Şûrâ, işlerin danışıp anlaşarak, bir konsensüse vararak yapılması prensibidir. Bu işler şahsî, ailevî olabileceği gibi kamu işleri de olabilir.

Öncelikle ve hemen belirtmeliyim ki şûrâ farzdır.

Allah’ın elçisi (sav) ömrü boyunca her işini şûrâ ile yapmıştır. Onun meydana getirdiği ve rehberliğini yaptığı toplum (ki bu topluma literatürde “ümmet” denilir) merhametli, namaz kılan, zekât veren ve işleri aralarında danışıklı bir topluluktur. İslam’ın kitabı Kur’an-ı Azimüşşân İslam toplumunu böyle tanımlar:

“Size verilen her şey dünya hayatının geçici zevklerinden ibarettir. Allah katında olanlar ise daha iyi ve daha kalıcıdır. Bunlar, iman eden ve rablerine dayanıp güvenenler içindir. Onlar büyük günahlardan ve hayâsızlıklardan kaçınırlar, öfkelendiklerinde dahi bağışlarlar. Rablerinin çağrısına uyarlar, namazı özenle kılarlar. İşleri de aralarındaki danışma ile yürür. Kendilerine verdiğimiz rızıktan başkaları için harcarlar. Onlara haksız bir saldırı yapıldığında elbirliğiyle kendilerini savunurlar.” (Şûrâ Sûresi, 42/36-39)

Bu ayet-i celilelerde şûrâ terimiyle ifade buyrulan danışmacılık özelliği namaz ve zekât farzlarının ortasına yerleştirilmiştir. Namazsız, danışmasız, infaksız olmaz… Namazımız şekilde kalıyorsa bizi nasıl ki aşırılıktan ve kötülükten alıkoymazsa; danışmamız da biçimden ve seçimden ibaretse bizi zulümden ve istibdattan alıkoymaz.

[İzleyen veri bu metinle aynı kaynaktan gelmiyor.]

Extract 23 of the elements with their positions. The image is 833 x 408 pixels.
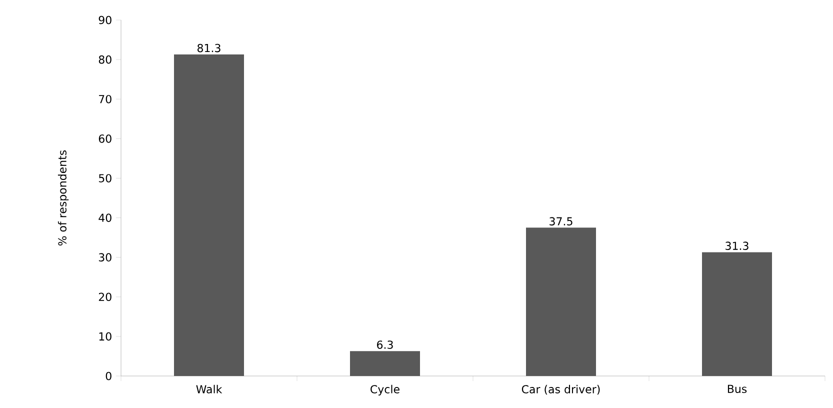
bar — [526, 228, 596, 376]
data-label: 31.3 — [726, 242, 748, 250]
data-label: 6.3 — [377, 340, 393, 349]
bar — [702, 252, 772, 376]
x-tick-label: Cycle — [370, 384, 400, 396]
x-tick-label: Bus — [728, 384, 747, 394]
y-tick-label: 30 — [98, 253, 112, 262]
bar — [350, 351, 420, 376]
x-tick-label: Walk — [196, 384, 222, 394]
data-label: 37.5 — [550, 217, 572, 226]
y-tick-label: 50 — [98, 174, 112, 182]
y-tick-label: 80 — [98, 55, 112, 64]
y-axis-title: % of respondents — [58, 150, 69, 246]
bar — [174, 54, 244, 376]
y-tick-label: 70 — [99, 94, 112, 104]
y-tick-label: 10 — [99, 332, 112, 341]
y-tick-label: 40 — [98, 214, 112, 222]
data-label: 81.3 — [198, 44, 220, 52]
y-tick-label: 20 — [98, 292, 112, 302]
y-tick-label: 90 — [98, 16, 112, 24]
y-tick-label: 0 — [106, 372, 112, 380]
x-tick-label: Car (as driver) — [522, 384, 600, 395]
y-tick-label: 60 — [98, 134, 112, 143]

Namazın özü zikir; şûrânın ve zekâtın özü adalettir. Danışma politik katılımı sağlar, zekât müessesesi sosyal adaleti temin eder. Ne yazık ki tarihimizde namazın ve zekâtın fıkhı yazıldığı halde şûrânın fıkhı yazılmamıştır. Yeryüzü mescittir eyvallah, lakin namaz kılmak için mescitler inşa edilmiştir. Zekât da az çok kurumsallaşmıştır. Yeterli değildir; ama hiç olmazsa teorik olarak kabul görmüş bir umdedir. Oysa danışmacılık etiği, farzı, vacibi, sünneti, müstehabı ile terk edildiği gibi, içi boşaltılarak işlevsiz hale getirilmiştir.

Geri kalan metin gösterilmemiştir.